UBS and Barclays have both been fined more than $1 billion by regulators for manipulating the LIBOR interest rate, a key global benchmark. UBS bankers were caught in emails bragging about the “fu*king humongous deals” they were arranging by gaming LIBOR.
LIBOR rigging could have affected Americans of all stripes, sucking funds from the cities they live in and hurting the pension funds that hold their retirement savings. And as the Wall Street Journal reported, American taxpayers may lose up to $3 billion due to LIBOR rate rigging:
Fannie Mae and Freddie Mac may have lost more than $3 billion as a result of banks’ alleged manipulation of a key interest rate, according to an internal report by a federal watchdog sent to the mortgage companies’ regulator and reviewed by The Wall Street Journal.
The unpublished report urges Fannie and Freddie to consider suing the banks involved in setting the London interbank offered rate, which would add to the mounting legal headaches financial firms such as UBS and Barclays face from cities, insurers, investors and lenders over claims tied to the benchmark rate. [...]
Analysts from the inspector general’s office said in the internal report, dated Oct. 26, that Fannie and Freddie likely lost more than $3 billion on their holdings of more than $1 trillion in mortgage-linked securities, interest-rate swaps, floating-rate bonds and other assets tied to Libor from September 2008 through the second quarter of 2010, which the report says was the height of banks’ alleged false reporting of the interest rate.

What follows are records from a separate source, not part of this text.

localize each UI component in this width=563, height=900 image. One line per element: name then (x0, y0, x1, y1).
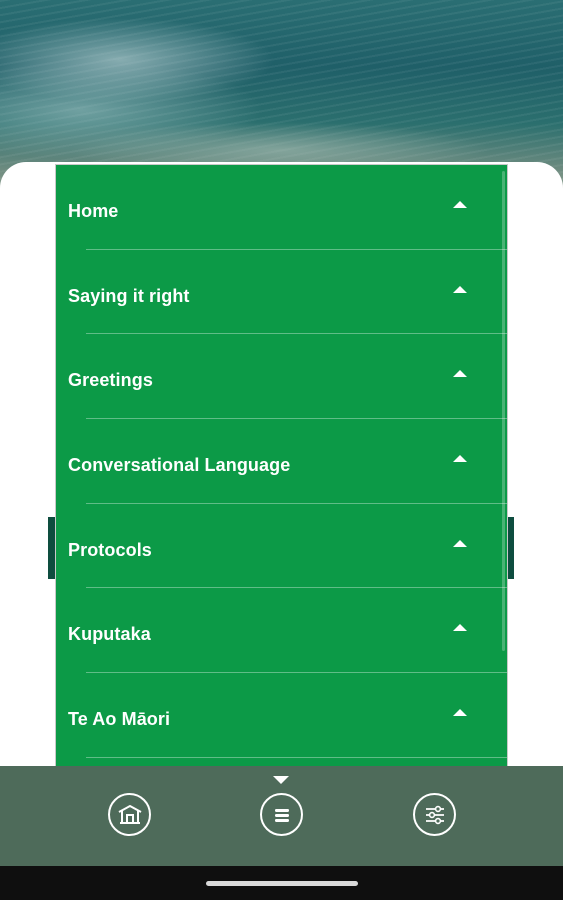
active-indicator-arrow (273, 776, 289, 784)
divider (86, 756, 507, 758)
menu-item-te-ao-maori[interactable]: Te Ao Māori (56, 673, 507, 758)
settings-nav-button[interactable] (413, 793, 456, 836)
caret-up-icon[interactable] (453, 455, 467, 463)
home-nav-button[interactable] (108, 793, 151, 836)
menu-icon (274, 808, 289, 822)
caret-up-icon[interactable] (453, 285, 467, 293)
caret-up-icon[interactable] (453, 709, 467, 717)
menu-nav-button[interactable] (260, 793, 303, 836)
home-gesture-indicator[interactable] (206, 881, 358, 886)
app-screen: Home Saying it right Greetings Conversat… (0, 0, 563, 900)
menu-item-label: Conversational Language (68, 455, 291, 476)
caret-up-icon[interactable] (453, 201, 467, 208)
menu-item-label: Saying it right (68, 285, 190, 306)
caret-up-icon[interactable] (453, 370, 467, 378)
menu-item-label: Te Ao Māori (68, 709, 171, 730)
menu-item-kuputaka[interactable]: Kuputaka (56, 588, 507, 674)
navigation-menu: Home Saying it right Greetings Conversat… (55, 164, 508, 777)
menu-item-saying-it-right[interactable]: Saying it right (56, 250, 507, 335)
menu-item-label: Kuputaka (68, 624, 151, 645)
menu-item-greetings[interactable]: Greetings (56, 334, 507, 420)
sliders-icon (425, 805, 444, 824)
menu-item-label: Home (68, 201, 119, 221)
menu-item-label: Greetings (68, 370, 153, 391)
caret-up-icon[interactable] (453, 539, 467, 547)
menu-item-protocols[interactable]: Protocols (56, 504, 507, 589)
menu-item-conversational-language[interactable]: Conversational Language (56, 419, 507, 504)
marae-icon (118, 804, 141, 824)
caret-up-icon[interactable] (453, 624, 467, 632)
menu-item-home[interactable]: Home (56, 165, 507, 250)
menu-item-label: Protocols (68, 539, 152, 560)
menu-scrollbar[interactable] (502, 171, 505, 651)
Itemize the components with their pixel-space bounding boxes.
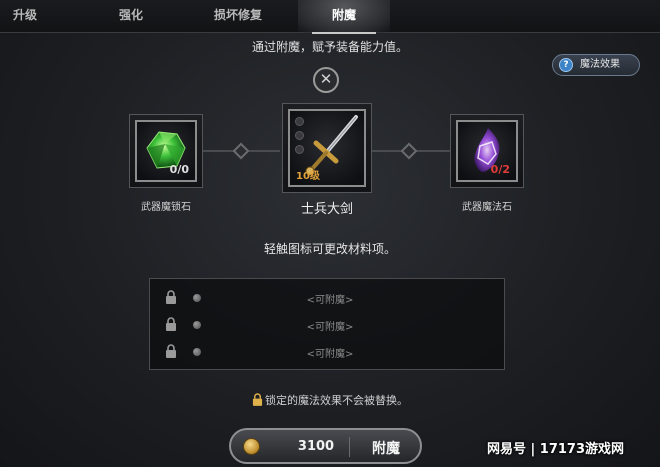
equipment-level: 10级 xyxy=(296,171,320,182)
watermark: 网易号 | 17173游戏网 xyxy=(487,442,625,457)
lock-icon[interactable] xyxy=(165,290,177,304)
magic-stone-slot[interactable]: 0/2 xyxy=(456,120,518,182)
tab-strengthen[interactable]: 强化 xyxy=(96,0,166,33)
option-dot xyxy=(193,321,201,329)
lock-note: 锁定的魔法效果不会被替换。 xyxy=(0,392,660,408)
enchant-button[interactable]: 3100 附魔 xyxy=(229,428,422,464)
connector-node-left xyxy=(232,142,250,160)
equipment-name: 士兵大剑 xyxy=(300,202,353,217)
enchant-option-text: <可附魔> xyxy=(306,349,354,360)
magic-effect-button[interactable]: ? 魔法效果 xyxy=(552,54,640,76)
enchant-option-text: <可附魔> xyxy=(306,322,354,333)
enchant-option-row[interactable]: <可附魔> xyxy=(150,285,506,311)
option-dot xyxy=(193,294,201,302)
magic-effect-label: 魔法效果 xyxy=(580,59,620,70)
tab-enchant[interactable]: 附魔 xyxy=(298,0,390,34)
gold-coin-icon xyxy=(243,438,260,455)
lock-icon[interactable] xyxy=(165,344,177,358)
enchant-cost: 3100 xyxy=(297,439,335,454)
gold-lock-icon xyxy=(252,393,263,406)
magic-lock-stone-slot[interactable]: 0/0 xyxy=(135,120,197,182)
enchant-option-text: <可附魔> xyxy=(306,295,354,306)
lock-note-text: 锁定的魔法效果不会被替换。 xyxy=(265,394,408,407)
right-item-count: 0/2 xyxy=(490,163,510,176)
left-item-name: 武器魔锁石 xyxy=(141,202,191,213)
top-hint: 通过附魔，赋予装备能力值。 xyxy=(251,40,408,54)
tab-bar: 升级 强化 损坏修复 附魔 xyxy=(0,0,660,34)
close-icon[interactable]: ✕ xyxy=(313,67,339,93)
button-divider xyxy=(349,437,350,457)
left-item-count: 0/0 xyxy=(169,163,189,176)
option-dot xyxy=(193,348,201,356)
tab-upgrade[interactable]: 升级 xyxy=(0,0,50,33)
question-icon: ? xyxy=(559,58,573,72)
enchant-button-label: 附魔 xyxy=(372,441,400,457)
enchant-options-panel: <可附魔> <可附魔> <可附魔> xyxy=(149,278,505,370)
lock-icon[interactable] xyxy=(165,317,177,331)
middle-hint: 轻触图标可更改材料项。 xyxy=(263,242,396,256)
right-item-name: 武器魔法石 xyxy=(462,202,512,213)
enchant-option-row[interactable]: <可附魔> xyxy=(150,339,506,365)
equipment-slot[interactable]: 10级 xyxy=(288,109,366,187)
enchant-option-row[interactable]: <可附魔> xyxy=(150,312,506,338)
tab-repair[interactable]: 损坏修复 xyxy=(200,0,276,33)
connector-node-right xyxy=(400,142,418,160)
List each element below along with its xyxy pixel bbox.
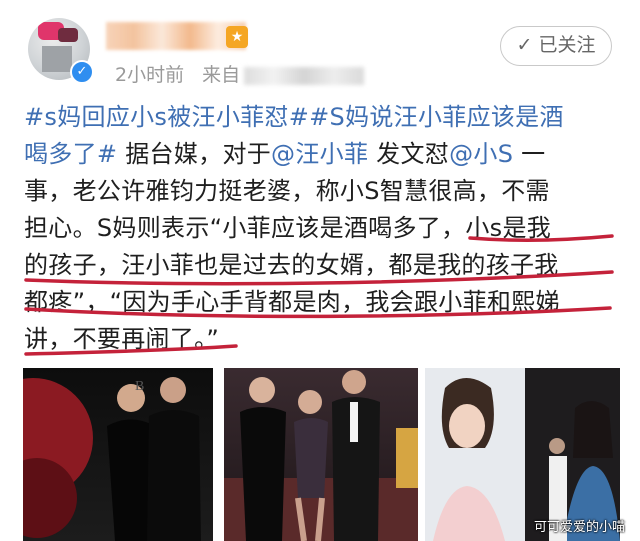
photo-1[interactable]: B (23, 368, 213, 541)
post-source-prefix: 来自 (202, 64, 241, 86)
follow-button[interactable]: ✓ 已关注 (500, 26, 612, 66)
watermark: 可可爱爱的小喵 (534, 520, 626, 535)
svg-text:B: B (135, 379, 144, 394)
follow-button-label: 已关注 (538, 34, 596, 56)
check-icon: ✓ (516, 34, 533, 56)
post-text: 发文怼 (368, 140, 450, 168)
photo-2[interactable] (224, 368, 418, 541)
username-blurred[interactable] (106, 22, 246, 50)
mention-link[interactable]: @小S (449, 140, 513, 168)
post-line-6: 都疼”，“因为手心手背都是肉，我会跟小菲和熙娣 (24, 288, 560, 316)
post-line-7: 讲，不要再闹了。” (24, 325, 220, 353)
post-text: 一 (513, 140, 546, 168)
post-header: ✓ ★ 2小时前 来自 ✓ 已关注 (0, 0, 640, 95)
post-meta: 2小时前 来自 (115, 60, 365, 87)
post-line-2: 喝多了# 据台媒，对于@汪小菲 发文怼@小S 一 (24, 136, 624, 173)
hashtag-link-end[interactable]: 喝多了# (24, 140, 117, 168)
post-line-4: 担心。S妈则表示“小菲应该是酒喝多了，小s是我 (24, 214, 552, 242)
post-body: #s妈回应小s被汪小菲怼##S妈说汪小菲应该是酒 喝多了# 据台媒，对于@汪小菲… (24, 99, 624, 358)
post-text: 据台媒，对于 (117, 140, 272, 168)
post-line-1: #s妈回应小s被汪小菲怼##S妈说汪小菲应该是酒 (24, 99, 624, 136)
post-line-3: 事，老公许雅钧力挺老婆，称小S智慧很高，不需 (24, 177, 550, 205)
post-time: 2小时前 (115, 64, 185, 86)
hashtag-link[interactable]: #s妈回应小s被汪小菲怼##S妈说汪小菲应该是酒 (24, 103, 564, 131)
mention-link[interactable]: @汪小菲 (271, 140, 368, 168)
post-line-5: 的孩子，汪小菲也是过去的女婿，都是我的孩子我 (24, 251, 559, 279)
verified-badge-icon: ✓ (70, 60, 94, 84)
post-source-blurred (244, 66, 365, 85)
medal-icon: ★ (226, 26, 248, 48)
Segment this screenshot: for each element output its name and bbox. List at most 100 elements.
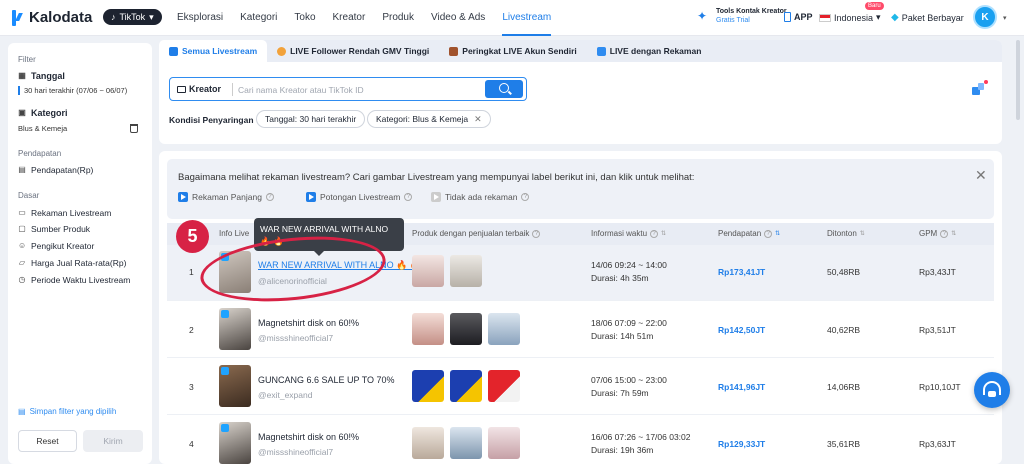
nav-eksplorasi[interactable]: Eksplorasi [177,0,223,36]
play-icon [221,424,229,432]
table-row[interactable]: 4 Magnetshirt disk on 60!% @missshineoff… [167,415,994,464]
kreator-search: Kreator [169,77,527,101]
user-avatar[interactable]: K [973,5,997,29]
search-button[interactable] [485,80,523,98]
filter-periode-waktu[interactable]: ◷ Periode Waktu Livestream [18,275,131,285]
kalodata-logo[interactable]: Kalodata [12,9,92,26]
live-title[interactable]: Magnetshirt disk on 60!% [258,318,359,328]
nav-kategori[interactable]: Kategori [240,0,277,36]
legend-potongan: Potongan Livestream ? [306,192,413,202]
product-thumbnail[interactable] [412,427,444,459]
help-icon[interactable]: ? [650,229,659,238]
product-thumbnail[interactable] [412,370,444,402]
tab-live-follower-rendah[interactable]: LIVE Follower Rendah GMV Tinggi [267,40,439,62]
close-icon[interactable]: ✕ [975,167,987,184]
pendapatan-label: Pendapatan(Rp) [31,165,94,175]
filter-pendapatan[interactable]: ▤ Pendapatan(Rp) [18,165,93,175]
search-input[interactable] [238,82,483,97]
col-waktu[interactable]: Informasi waktu? ⇅ [591,229,666,238]
chip-kategori[interactable]: Kategori: Blus & Kemeja ✕ [367,110,491,128]
tab-live-rekaman[interactable]: LIVE dengan Rekaman [587,40,712,62]
help-icon[interactable]: ? [521,193,530,201]
close-icon[interactable]: ✕ [474,114,482,125]
time-range: 07/06 15:00 ~ 23:00 [591,375,667,385]
live-title[interactable]: Magnetshirt disk on 60!% [258,432,359,442]
new-badge: Baru [865,2,884,10]
filter-rekaman-livestream[interactable]: ▭ Rekaman Livestream [18,208,111,218]
help-icon[interactable]: ? [404,193,413,201]
col-label: Informasi waktu [591,229,648,238]
col-label: Produk dengan penjualan terbaik [412,229,530,238]
product-thumbnail[interactable] [488,313,520,345]
product-thumbnail[interactable] [488,370,520,402]
main-nav: Eksplorasi Kategori Toko Kreator Produk … [177,0,551,36]
legend-label: Tidak ada rekaman [445,192,518,202]
views: 14,06RB [827,382,861,392]
filter-kategori[interactable]: ▣ Kategori [18,108,67,118]
filter-tanggal[interactable]: ▦ Tanggal [18,71,65,81]
help-icon[interactable]: ? [265,193,274,201]
revenue: Rp141,96JT [718,382,766,392]
filter-harga-jual[interactable]: ▱ Harga Jual Rata-rata(Rp) [18,258,127,268]
submit-button[interactable]: Kirim [83,430,143,452]
gpm: Rp3,51JT [919,325,956,335]
table-row[interactable]: 2 Magnetshirt disk on 60!% @missshineoff… [167,301,994,358]
nav-toko[interactable]: Toko [294,0,315,36]
reset-button[interactable]: Reset [18,430,77,452]
customer-support-icon[interactable] [974,372,1010,408]
language-selector[interactable]: Indonesia ▾ [819,12,881,23]
nav-livestream[interactable]: Livestream [502,0,551,36]
tools-subtitle: Gratis Trial [716,17,750,24]
product-thumbnail[interactable] [450,255,482,287]
live-thumbnail[interactable] [219,308,251,350]
live-account[interactable]: @missshineofficial7 [258,333,333,343]
live-thumbnail[interactable] [219,365,251,407]
kategori-value[interactable]: Blus & Kemeja [18,124,67,133]
live-account[interactable]: @exit_expand [258,390,312,400]
product-thumbnail[interactable] [488,427,520,459]
product-thumbnail[interactable] [412,313,444,345]
nav-produk[interactable]: Produk [382,0,414,36]
compare-icon[interactable] [971,80,988,96]
col-pendapatan[interactable]: Pendapatan? ⇅ [718,229,780,238]
chip-tanggal[interactable]: Tanggal: 30 hari terakhir [256,110,366,128]
tanggal-value[interactable]: 30 hari terakhir (07/06 ~ 06/07) [18,86,127,95]
help-icon[interactable]: ? [764,229,773,238]
product-thumbnail[interactable] [450,370,482,402]
nav-kreator[interactable]: Kreator [333,0,366,36]
filter-pengikut-kreator[interactable]: ☺ Pengikut Kreator [18,241,94,251]
col-produk: Produk dengan penjualan terbaik? [412,229,541,238]
dasar-heading: Dasar [18,191,40,200]
app-download[interactable]: APP [784,12,813,22]
col-gpm[interactable]: GPM? ⇅ [919,229,956,238]
gpm: Rp3,43JT [919,267,956,277]
live-title[interactable]: GUNCANG 6.6 SALE UP TO 70% [258,375,395,385]
scrollbar[interactable] [1016,40,1020,120]
live-account[interactable]: @missshineofficial7 [258,447,333,457]
table-row[interactable]: 3 GUNCANG 6.6 SALE UP TO 70% @exit_expan… [167,358,994,415]
live-time: 14/06 09:24 ~ 14:00 Durasi: 4h 35m [591,259,667,285]
platform-selector[interactable]: ♪ TikTok ▾ [103,9,162,25]
time-range: 14/06 09:24 ~ 14:00 [591,260,667,270]
trash-icon[interactable] [130,124,138,133]
product-thumbnail[interactable] [450,427,482,459]
help-icon[interactable]: ? [940,229,949,238]
save-filter-link[interactable]: ▤ Simpan filter yang dipilih [18,407,116,416]
tools-kontak-kreator[interactable]: ✦ Tools Kontak Kreator Gratis Trial [697,7,787,25]
paid-plan[interactable]: ◆ Paket Berbayar [891,12,964,23]
chevron-down-icon[interactable]: ▾ [1003,14,1007,22]
filter-sumber-produk[interactable]: ▢ Sumber Produk [18,224,90,234]
product-thumbnail[interactable] [450,313,482,345]
tools-title: Tools Kontak Kreator [716,8,787,15]
live-thumbnail[interactable] [219,422,251,464]
help-icon[interactable]: ? [532,229,541,238]
filter-label: Rekaman Livestream [31,208,112,218]
col-ditonton[interactable]: Ditonton ⇅ [827,229,865,238]
duration: Durasi: 19h 36m [591,445,654,455]
nav-video-ads[interactable]: Video & Ads [431,0,485,36]
product-thumbnail[interactable] [412,255,444,287]
tab-semua-livestream[interactable]: Semua Livestream [159,40,268,62]
grid-icon: ▣ [18,108,26,117]
search-type-selector[interactable]: Kreator [177,84,221,94]
tab-peringkat-live[interactable]: Peringkat LIVE Akun Sendiri [439,40,586,62]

As Reuters’ Alison Frankel wrote, “The drive for profits in people like the UBS traders and their brokerage conspirators, as described in the FSA filing, is obviously more powerful than any qualms about morality or fear of being found out. That’s why moaning about Dodd-Frank whistle-blowers or duplicative actions against the banks rings hollow.” Federal regulators, including Treasury Secretary Tim Geithner (then president of the Federal Reserve Bank of New York), reportedly knew about LIBOR rate rigging as far back as 2008.